Bu ifadeyi kullanana iade ederken bile bin düşünürüz biz. Lakin birilerinin ne ağzının ayarı var, ne de edebi.
Bu ifade CHP İzmir Milletvekili Mahir Polat’a ait.
Kimin için mi demiş?
Cumhurbaşkanımız için.
İzmir’de katıldığı partisinin kongresinde konuşurken “Atatürk Cumhuriyeti” neden bahsettikten sonra hızını alamayıp “Bizim Cumhuriyetimizde Cumhurbaşkanlığı yapan ahlaksız bir adam” diyerek milletimizin hür ve helal oylarıyla seçilmiş Cumhurbaşkanına edepten yoksun bir dille şarlamış.

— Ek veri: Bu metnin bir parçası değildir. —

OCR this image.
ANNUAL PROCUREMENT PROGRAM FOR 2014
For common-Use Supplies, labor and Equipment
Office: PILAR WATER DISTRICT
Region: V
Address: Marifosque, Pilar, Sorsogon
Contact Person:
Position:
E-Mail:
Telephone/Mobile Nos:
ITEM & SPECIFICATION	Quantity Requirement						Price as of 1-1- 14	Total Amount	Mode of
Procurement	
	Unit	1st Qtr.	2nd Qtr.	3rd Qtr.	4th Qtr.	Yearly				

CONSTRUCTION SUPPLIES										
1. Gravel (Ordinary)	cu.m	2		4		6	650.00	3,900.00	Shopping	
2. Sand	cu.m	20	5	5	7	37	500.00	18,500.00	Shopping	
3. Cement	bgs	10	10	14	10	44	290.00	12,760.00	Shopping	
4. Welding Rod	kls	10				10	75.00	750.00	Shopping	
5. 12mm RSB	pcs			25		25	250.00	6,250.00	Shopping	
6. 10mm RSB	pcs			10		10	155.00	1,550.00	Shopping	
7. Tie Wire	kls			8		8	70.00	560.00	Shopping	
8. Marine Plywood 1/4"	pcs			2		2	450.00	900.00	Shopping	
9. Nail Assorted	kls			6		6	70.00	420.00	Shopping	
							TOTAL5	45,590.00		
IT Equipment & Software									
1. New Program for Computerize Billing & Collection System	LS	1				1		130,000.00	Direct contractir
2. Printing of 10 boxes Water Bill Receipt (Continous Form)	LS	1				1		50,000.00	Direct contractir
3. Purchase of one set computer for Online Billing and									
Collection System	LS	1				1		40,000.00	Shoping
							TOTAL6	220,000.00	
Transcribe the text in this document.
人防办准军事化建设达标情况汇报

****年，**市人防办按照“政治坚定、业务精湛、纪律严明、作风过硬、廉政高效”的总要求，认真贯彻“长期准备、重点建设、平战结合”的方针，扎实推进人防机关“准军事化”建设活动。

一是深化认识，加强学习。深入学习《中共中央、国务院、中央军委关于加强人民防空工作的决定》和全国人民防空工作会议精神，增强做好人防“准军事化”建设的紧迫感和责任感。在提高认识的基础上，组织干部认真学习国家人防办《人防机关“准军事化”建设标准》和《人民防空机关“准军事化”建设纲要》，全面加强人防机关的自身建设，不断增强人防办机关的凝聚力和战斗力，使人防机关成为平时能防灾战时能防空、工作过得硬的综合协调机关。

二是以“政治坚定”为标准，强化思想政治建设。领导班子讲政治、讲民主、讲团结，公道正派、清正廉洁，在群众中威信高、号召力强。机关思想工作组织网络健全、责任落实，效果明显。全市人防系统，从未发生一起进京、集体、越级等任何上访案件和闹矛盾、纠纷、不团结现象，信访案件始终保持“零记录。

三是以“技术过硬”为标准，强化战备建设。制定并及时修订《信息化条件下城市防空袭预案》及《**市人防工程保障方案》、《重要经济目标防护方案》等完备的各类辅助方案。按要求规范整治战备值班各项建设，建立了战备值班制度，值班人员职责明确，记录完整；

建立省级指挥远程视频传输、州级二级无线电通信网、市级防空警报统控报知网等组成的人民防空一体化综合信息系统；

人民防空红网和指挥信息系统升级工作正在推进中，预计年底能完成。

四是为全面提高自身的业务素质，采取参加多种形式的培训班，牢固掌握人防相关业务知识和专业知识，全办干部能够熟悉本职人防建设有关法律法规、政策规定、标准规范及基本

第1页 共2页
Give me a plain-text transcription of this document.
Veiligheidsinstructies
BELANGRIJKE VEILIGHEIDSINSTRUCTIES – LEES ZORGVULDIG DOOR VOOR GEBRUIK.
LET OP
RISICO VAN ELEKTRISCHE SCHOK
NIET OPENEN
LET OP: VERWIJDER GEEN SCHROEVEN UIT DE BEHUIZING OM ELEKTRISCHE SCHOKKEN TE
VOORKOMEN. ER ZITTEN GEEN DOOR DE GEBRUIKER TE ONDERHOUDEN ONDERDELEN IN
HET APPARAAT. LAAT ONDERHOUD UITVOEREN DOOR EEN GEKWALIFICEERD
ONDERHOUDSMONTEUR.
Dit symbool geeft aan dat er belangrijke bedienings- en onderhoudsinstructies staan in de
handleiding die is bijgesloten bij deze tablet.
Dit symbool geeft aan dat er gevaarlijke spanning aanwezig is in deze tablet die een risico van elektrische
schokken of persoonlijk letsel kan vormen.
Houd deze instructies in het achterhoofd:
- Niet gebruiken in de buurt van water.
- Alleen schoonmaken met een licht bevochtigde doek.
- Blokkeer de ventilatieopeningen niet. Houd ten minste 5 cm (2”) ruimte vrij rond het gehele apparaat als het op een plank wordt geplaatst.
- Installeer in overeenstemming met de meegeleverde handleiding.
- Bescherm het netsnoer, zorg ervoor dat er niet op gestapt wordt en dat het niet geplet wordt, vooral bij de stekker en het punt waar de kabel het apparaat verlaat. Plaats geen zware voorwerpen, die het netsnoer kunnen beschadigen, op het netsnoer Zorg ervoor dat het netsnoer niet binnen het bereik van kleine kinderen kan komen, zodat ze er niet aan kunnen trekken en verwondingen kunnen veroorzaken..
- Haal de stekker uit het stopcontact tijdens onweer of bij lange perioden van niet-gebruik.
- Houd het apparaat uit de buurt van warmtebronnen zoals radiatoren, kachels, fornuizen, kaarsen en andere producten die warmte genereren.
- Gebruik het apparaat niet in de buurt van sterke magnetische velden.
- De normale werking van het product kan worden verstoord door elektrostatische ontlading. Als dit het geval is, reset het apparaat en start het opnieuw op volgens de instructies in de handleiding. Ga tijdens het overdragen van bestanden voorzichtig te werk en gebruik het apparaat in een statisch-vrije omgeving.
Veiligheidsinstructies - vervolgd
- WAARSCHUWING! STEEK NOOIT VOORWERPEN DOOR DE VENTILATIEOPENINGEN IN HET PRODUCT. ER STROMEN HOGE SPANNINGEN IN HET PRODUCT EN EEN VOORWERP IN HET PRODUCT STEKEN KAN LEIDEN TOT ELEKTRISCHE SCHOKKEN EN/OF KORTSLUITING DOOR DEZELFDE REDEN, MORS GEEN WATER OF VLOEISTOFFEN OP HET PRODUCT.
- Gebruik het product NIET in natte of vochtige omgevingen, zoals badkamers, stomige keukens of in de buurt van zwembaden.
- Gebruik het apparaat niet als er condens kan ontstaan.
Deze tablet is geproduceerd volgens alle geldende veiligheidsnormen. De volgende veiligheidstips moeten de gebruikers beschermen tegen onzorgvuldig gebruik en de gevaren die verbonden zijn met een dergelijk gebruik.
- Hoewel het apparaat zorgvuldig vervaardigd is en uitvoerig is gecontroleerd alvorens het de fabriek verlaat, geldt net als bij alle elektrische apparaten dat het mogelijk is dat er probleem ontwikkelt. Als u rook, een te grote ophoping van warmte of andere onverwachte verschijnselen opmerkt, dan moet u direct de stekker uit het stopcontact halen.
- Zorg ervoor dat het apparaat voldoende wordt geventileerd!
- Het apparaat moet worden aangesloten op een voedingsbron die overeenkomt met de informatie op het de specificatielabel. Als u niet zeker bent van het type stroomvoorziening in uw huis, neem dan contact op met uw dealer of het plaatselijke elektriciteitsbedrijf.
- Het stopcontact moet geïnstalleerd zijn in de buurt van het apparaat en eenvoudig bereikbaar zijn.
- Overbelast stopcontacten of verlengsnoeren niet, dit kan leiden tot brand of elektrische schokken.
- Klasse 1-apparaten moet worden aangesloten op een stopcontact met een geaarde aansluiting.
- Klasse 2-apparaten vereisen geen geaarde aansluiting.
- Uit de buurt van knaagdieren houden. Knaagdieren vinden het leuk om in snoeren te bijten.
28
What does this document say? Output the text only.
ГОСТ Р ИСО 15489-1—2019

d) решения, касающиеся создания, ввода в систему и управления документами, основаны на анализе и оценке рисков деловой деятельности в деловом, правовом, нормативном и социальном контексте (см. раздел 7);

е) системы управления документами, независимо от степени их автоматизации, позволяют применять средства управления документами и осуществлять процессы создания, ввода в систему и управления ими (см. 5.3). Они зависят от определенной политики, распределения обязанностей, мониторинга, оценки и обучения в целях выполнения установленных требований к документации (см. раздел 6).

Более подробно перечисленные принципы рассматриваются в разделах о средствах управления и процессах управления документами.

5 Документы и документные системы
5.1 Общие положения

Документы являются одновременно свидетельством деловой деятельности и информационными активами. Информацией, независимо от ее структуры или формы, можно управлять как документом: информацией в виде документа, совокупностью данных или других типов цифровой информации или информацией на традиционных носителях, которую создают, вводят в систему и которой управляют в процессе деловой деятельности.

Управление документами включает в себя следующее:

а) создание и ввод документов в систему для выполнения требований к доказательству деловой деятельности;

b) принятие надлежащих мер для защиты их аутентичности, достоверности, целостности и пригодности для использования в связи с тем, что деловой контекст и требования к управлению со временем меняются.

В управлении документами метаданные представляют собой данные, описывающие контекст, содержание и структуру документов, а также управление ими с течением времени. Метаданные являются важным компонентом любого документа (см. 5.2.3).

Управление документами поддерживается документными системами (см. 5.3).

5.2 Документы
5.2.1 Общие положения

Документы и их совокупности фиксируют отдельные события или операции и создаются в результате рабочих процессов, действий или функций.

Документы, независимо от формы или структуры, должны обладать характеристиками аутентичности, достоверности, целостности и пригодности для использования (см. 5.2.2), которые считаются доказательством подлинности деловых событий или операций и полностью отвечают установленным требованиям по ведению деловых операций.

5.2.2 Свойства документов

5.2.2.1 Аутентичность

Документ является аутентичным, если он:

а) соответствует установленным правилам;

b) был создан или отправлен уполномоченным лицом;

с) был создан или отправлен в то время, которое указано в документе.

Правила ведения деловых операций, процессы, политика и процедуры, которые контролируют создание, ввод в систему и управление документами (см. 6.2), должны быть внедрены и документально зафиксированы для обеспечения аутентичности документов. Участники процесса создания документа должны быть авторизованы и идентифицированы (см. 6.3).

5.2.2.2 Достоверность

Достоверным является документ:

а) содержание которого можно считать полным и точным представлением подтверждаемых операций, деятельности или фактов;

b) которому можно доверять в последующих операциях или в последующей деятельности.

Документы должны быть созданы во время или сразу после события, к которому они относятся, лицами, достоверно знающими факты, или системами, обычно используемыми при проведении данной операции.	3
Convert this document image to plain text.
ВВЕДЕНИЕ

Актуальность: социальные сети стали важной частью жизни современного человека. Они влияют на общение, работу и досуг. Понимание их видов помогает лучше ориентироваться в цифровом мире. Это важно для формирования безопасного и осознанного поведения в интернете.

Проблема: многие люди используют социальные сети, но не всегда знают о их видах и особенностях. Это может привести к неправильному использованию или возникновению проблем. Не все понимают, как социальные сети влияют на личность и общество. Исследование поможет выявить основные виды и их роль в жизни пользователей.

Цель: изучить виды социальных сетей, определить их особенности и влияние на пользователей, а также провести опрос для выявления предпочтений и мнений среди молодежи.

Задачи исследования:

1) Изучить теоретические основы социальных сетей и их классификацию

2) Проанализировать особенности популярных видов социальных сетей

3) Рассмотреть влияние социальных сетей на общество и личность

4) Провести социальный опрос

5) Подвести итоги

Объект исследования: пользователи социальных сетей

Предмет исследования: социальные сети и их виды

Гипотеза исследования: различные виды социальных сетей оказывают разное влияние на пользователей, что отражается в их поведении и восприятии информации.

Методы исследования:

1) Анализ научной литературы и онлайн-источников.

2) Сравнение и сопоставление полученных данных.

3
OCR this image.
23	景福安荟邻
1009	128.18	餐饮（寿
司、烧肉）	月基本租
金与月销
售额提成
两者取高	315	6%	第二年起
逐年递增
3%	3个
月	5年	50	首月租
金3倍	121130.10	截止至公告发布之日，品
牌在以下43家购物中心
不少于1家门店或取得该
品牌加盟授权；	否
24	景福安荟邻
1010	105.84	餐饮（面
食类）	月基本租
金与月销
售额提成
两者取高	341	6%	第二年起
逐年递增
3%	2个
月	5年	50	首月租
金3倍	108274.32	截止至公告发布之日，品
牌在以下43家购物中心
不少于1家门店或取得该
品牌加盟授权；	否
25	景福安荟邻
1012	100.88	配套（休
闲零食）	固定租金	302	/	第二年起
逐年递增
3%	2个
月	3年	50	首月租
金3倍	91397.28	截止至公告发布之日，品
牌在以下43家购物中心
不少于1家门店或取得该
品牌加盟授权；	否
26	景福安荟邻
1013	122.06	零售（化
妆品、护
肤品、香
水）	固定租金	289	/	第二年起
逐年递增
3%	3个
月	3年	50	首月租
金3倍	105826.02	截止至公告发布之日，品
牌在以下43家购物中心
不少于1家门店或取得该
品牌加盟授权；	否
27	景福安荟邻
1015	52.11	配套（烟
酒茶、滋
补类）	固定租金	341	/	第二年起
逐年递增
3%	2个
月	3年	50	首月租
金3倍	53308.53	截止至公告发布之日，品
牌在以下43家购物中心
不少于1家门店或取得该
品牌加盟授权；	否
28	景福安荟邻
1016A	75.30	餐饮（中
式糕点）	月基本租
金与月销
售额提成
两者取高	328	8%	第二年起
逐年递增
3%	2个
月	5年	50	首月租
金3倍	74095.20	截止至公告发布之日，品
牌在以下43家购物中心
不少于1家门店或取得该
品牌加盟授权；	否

Elbette ağzının payını vermek boynumuzun borcudur.
Onun gibi edepsizleşmeden de, küfre ve hakarete zinhar tenezzül etmeden de elbette verilmesi gereken cevabı bilenlerdeniz biz.
Ama öncesinde “Atatürk Cumhuriyeti-Bizim Cumhuriyetimiz” bahsinde bir çift sözümüz olacak ona ve onun gibilere.
Önce bilerek konuşmalı herkes.
Öyle klişe laflarla Atatürk’ün isminin arkasına saklanarak CHP tabanının iyi niyetini Atatürk üzerinden sömürerek kişisel siyasi nüfuz elde etme ucuzculuğuna artık kimse soyunmasın.
Evvela bilinmelidir ki Cumhuriyet sadece ve yalnızca Cumhuriyettir. Literatürde “Atatürk Cumhuriyeti” diye bir şey yoktur.
Cumhuriyet ne bir parti hanedanlığıdır, ne de bir kişi rejimidir. Adı üstünde, cumhurun, yani halkın yönetiminin adıdır sadece.
Cumhuriyet yalnızca bir yönetim biçimidir. Halkın kendi kaderini kendisinin belirlediği, kendi hür iradesiyle kendini ya doğrudan veya sandık marifetiyle seçtikleri temsilcilerle dolaylı yönettiği idarenin adıdır. O yüzden ideolojisizdir.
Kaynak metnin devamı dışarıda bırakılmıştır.